Иной ребенок боится высунуть нос из палатки. А уж вечером ни за какие коврижки не пойдет в лес за хворостом. Ночью же он жмется к огоньку и к большому папиному боку. Если папы рядом нет, то – по возможности – к боку руководителя. У меня бывали в экспедициях такие детки, от которых решительно невозможно было отвязаться. Они ходили за мной по пятам и даже наступали на пятки по причине не любопытства или получения духовных знаний (как от гуру). А по причине вполне тривиальной боязни. Обычного ужаса. Страха остаться одному среди таких же беспомощных сотоварищей. Страха, что кто-то придет и всем будет плохо. Что нападет медведь. Что будет так темно, что как же мы пойдем обратно? Что все забыли фонарики. Что невдалеке (дети сказали) есть старое кладбище. Что комары за ночь могут выпить всю кровь.
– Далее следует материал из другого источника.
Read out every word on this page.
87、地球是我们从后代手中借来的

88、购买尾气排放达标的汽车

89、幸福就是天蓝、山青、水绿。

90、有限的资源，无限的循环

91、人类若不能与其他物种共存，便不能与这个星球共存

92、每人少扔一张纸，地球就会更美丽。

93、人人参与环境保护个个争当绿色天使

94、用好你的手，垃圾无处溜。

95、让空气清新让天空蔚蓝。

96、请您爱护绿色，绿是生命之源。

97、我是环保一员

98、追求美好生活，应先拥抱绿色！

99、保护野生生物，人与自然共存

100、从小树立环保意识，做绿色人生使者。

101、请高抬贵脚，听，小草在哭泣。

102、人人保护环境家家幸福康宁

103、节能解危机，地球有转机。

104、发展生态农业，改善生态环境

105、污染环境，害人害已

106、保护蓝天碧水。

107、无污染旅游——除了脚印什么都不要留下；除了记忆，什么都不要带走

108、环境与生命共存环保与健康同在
А летучие мыши – докончить дело с оставшейся бренной оболочкой. Что по ночам выползают из земли змеи и всех кусают. А утром только холодные и усохшие детские тельца находят в палатках и в спальниках. Словом, перечень страхов и фобий (см. Главу 6) можно выкладывать на нескольких страницах!
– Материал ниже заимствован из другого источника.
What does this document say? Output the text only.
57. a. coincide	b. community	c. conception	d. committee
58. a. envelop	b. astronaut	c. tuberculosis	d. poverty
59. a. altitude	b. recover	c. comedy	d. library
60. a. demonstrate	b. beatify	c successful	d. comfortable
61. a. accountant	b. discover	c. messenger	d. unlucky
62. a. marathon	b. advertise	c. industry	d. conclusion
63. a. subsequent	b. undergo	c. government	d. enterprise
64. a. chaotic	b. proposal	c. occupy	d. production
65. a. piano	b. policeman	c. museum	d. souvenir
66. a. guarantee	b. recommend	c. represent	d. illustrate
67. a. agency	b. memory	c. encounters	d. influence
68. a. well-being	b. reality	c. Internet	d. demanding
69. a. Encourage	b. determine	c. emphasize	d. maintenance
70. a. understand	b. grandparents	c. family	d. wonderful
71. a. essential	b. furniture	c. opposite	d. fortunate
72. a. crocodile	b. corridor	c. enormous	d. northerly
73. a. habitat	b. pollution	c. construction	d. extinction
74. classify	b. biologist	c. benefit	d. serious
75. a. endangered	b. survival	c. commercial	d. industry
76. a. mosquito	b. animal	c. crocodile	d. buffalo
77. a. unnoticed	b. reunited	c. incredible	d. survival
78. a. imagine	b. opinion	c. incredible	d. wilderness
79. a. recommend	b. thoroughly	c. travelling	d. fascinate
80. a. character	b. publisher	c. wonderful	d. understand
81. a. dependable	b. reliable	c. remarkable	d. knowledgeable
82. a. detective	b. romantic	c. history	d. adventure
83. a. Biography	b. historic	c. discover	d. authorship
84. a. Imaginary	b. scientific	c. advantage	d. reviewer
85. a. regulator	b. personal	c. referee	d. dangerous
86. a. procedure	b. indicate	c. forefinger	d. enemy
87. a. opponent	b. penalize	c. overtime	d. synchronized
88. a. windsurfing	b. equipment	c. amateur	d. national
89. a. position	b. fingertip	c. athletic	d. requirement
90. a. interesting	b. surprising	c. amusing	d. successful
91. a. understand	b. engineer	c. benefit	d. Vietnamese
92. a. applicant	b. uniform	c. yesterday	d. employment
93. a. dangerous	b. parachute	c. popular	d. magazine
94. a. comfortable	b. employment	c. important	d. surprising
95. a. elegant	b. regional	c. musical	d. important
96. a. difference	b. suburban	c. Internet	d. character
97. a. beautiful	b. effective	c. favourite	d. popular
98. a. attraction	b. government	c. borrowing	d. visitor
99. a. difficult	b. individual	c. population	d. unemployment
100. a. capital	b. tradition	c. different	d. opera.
Таких детей одолевает возня новой внутренней птички. Назовем её испуганной. Пока она вещает своим жалобным, полным страха голоском, все прочие замолкают. Так как детские страхи вообще вещь страшная – они заслоняют собой все остальные чувства. Даже чувство стыда. Когда около меня начинает в ночном походе бояться ребенок, он уже не думает о своем реноме и авторитете среди сверстников. Он думает только о том, как плотнее прижаться и войти ко мне в доверие, чтобы я не бросил его одного в палатке или на лесной ночной тропе. Кстати, таких трусишек у детей не принято высмеивать. Они как-то с пониманием относятся к ним, ибо внутренне чувствуют, что и с ними вполне такой грех может приключиться в любую минуту. Если подвернется, не дай бог, необычная ситуация.
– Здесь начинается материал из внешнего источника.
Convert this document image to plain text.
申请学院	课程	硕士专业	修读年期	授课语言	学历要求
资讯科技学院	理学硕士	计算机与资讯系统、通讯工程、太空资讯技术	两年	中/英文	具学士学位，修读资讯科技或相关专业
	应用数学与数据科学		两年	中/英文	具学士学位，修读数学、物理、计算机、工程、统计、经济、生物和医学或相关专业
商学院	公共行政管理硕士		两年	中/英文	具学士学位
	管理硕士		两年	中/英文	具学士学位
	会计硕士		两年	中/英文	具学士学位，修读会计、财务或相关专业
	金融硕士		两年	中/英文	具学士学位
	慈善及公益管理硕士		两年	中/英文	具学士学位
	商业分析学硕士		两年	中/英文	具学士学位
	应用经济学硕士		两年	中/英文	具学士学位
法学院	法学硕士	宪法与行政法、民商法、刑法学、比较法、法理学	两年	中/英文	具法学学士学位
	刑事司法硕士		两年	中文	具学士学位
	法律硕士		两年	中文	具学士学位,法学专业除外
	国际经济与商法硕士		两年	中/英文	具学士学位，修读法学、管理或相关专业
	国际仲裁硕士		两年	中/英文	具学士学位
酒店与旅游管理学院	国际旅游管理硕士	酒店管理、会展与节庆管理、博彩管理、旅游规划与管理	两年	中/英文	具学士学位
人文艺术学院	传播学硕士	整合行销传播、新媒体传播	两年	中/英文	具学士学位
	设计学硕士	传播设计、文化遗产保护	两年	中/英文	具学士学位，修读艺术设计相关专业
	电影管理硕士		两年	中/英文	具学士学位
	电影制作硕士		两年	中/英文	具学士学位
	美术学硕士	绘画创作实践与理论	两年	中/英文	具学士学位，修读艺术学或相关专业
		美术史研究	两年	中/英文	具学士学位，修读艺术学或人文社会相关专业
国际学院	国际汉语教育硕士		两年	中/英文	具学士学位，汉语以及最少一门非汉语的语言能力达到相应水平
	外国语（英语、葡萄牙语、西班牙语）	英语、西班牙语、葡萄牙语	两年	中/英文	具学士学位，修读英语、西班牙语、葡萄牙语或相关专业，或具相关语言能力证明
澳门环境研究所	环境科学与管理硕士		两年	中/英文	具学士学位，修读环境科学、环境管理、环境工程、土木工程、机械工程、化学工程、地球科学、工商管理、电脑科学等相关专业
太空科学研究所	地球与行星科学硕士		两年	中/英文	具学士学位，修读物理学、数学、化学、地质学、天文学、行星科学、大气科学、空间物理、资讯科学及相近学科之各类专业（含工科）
Страхи у детей бывают, по большому счету, двух типов. Одни из них связаны с внешним миром – бабайками, чупакабрами, медведями, клещами, гадюками, грозами, молниями, бурями, пожарами, кладбищами, темными ночами и прочее. Это страхи на объекты материального (или выдуманного, но тоже из материи – как вампиры, например) мира. Вторые сидят внутри и могут быть невидимы в материальном мире. Это – врожденные страхи, связанные с неуверенностью в самом себе. Это страхи на собственные чувства, которые не поймут и не примут другие. Что не умею плавать, а все узнают. Что толстый, в походе засмеют. Что все не будут бояться пауков, а я буду – и меня вышутят! Что храплю во сне, а рядом будут смеяться над моей кроватью сверстники. Что не дойду до озера, а все дойдут, и мне будет стыдно. Это страхи собственного производства по отношению к социуму. Это, скорее, страхи подсознания, а не коры, не разума.

Здесь, при этой главенствующей птичке, нужен ли педагог? Что он может дать такому ребенку? Только ли взять за руку и провести темной ночью лесной тропой до избушки лесника или до базы? Можно ли побороть эту птичку, уменьшить её звучание в общем секстете? Да и так ли уж она вредна? Может, с возрастом сама неизбежно умолкнет?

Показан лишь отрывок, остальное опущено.